Lençóis brancos e frios. Toca verde e bata branca. Piso azul escuro, talvez fosse azul claro. Cama em tons de cinza. Pessoas afáveis, atenciosas e simpáticas. O sorriso doce, de uma menina terna, persistiu. A ansiedade e a serenidade digladiaram-se. Mãos que nunca se separaram. Corações sempre juntos, perpetuamente juntos. Não consegui rezar, mas chorei. Os gritos mudos também se fizeram ouvir, ecoavam pela cidade. As lágrimas que caíram fizeram o Douro transbordar no Porto. Não era essa a minha intenção. As minhas desculpas. As minhas sinceras desculpas. O pânico instalou-se. As memórias ficaram confusas e, simultaneamente, organizadas. O som das sirenes não abrandava e anunciava a trepidez. Edifícios e pontes derrubadas. Árvores arrastadas pela forte corrente. Ruas esburacadas. Automóveis submersos. Os alarmes dos centros comerciais eram cada vez mais audíveis.
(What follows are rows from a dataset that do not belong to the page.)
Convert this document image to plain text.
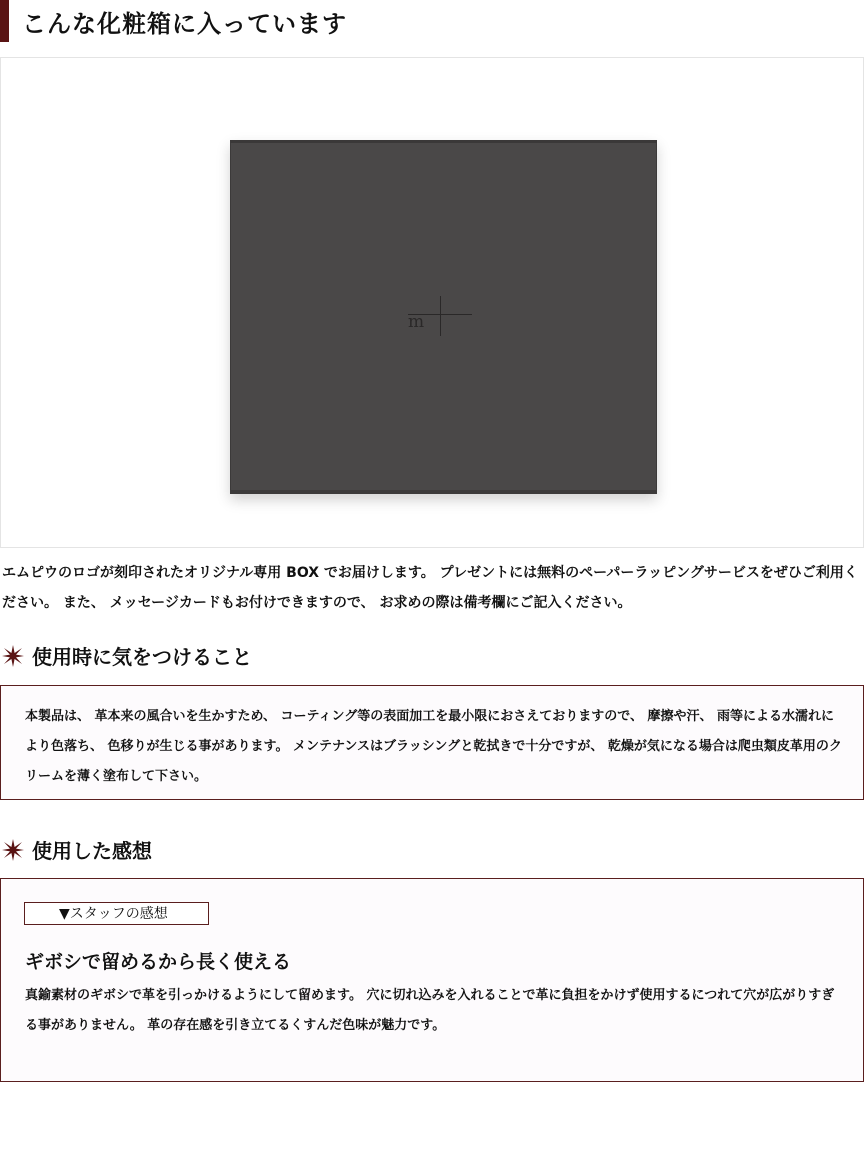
こんな化粧箱に入っています
m
エムピウのロゴが刻印されたオリジナル専用 BOX でお届けします。 プレゼントには無料のペーパーラッピングサービスをぜひご利用ください。 また、 メッセージカードもお付けできますので、 お求めの際は備考欄にご記入ください。
使用時に気をつけること
本製品は、 革本来の風合いを生かすため、 コーティング等の表面加工を最小限におさえておりますので、 摩擦や汗、 雨等による水濡れにより色落ち、 色移りが生じる事があります。 メンテナンスはブラッシングと乾拭きで十分ですが、 乾燥が気になる場合は爬虫類皮革用のクリームを薄く塗布して下さい。
使用した感想
▼スタッフの感想
ギボシで留めるから長く使える
真鍮素材のギボシで革を引っかけるようにして留めます。 穴に切れ込みを入れることで革に負担をかけず使用するにつれて穴が広がりすぎる事がありません。 革の存在感を引き立てるくすんだ色味が魅力です。
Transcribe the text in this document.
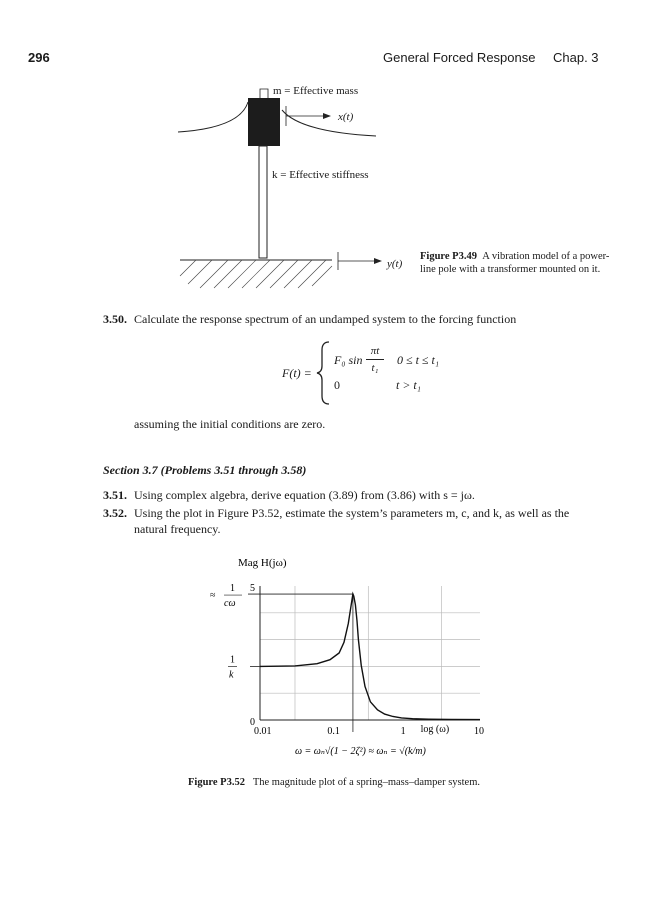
296	General Forced Response Chap. 3
m = Effective mass
x(t)
k = Effective stiffness
y(t)
Figure P3.49 A vibration model of a power-line pole with a transformer mounted on it.
3.50. Calculate the response spectrum of an undamped system to the forcing function
F(t) =
F₀ sin
πt
t₁
0 ≤ t ≤ t₁
0	t > t₁
assuming the initial conditions are zero.
Section 3.7 (Problems 3.51 through 3.58)
3.51. Using complex algebra, derive equation (3.89) from (3.86) with s = jω.
3.52. Using the plot in Figure P3.52, estimate the system’s parameters m, c, and k, as well as the natural frequency.
Mag H(jω)
5
0
≈
1
cω
1
k
0.01	0.1	1	10
log (ω)
ω = ωₙ√(1 − 2ζ²) ≈ ωₙ = √(k/m)
Figure P3.52 The magnitude plot of a spring–mass–damper system.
As pessoas gritavam e fugiam. Reitero o meu pedido de desculpas. Da janela do quarto, observava a Igreja da Lapa. Manteve-se firme e serena, não desabou. Não é exagero, aconteceu numa tarde quente de Verão. Talvez seja um exagero, mas senti esse exagero. Ninguém viu ou ouviu. Durante algumas horas foi assim que contemplei a cidade do Porto. Tenho o prazer de anunciar que não houve feridos nesta tragédia. As lágrimas começaram a ficar mais macias. Esbocei um sorriso. A janela do quarto já deixava passar a claridade. As sirenes calaram-se. Surgiram abraços vigorosos que atenuaram a fadiga. O sorriso doce, de uma menina terna, ficou ainda mais contagiante. O amor desfilou com mais significado. O sofrimento caiu da janela, naufragou e morreu.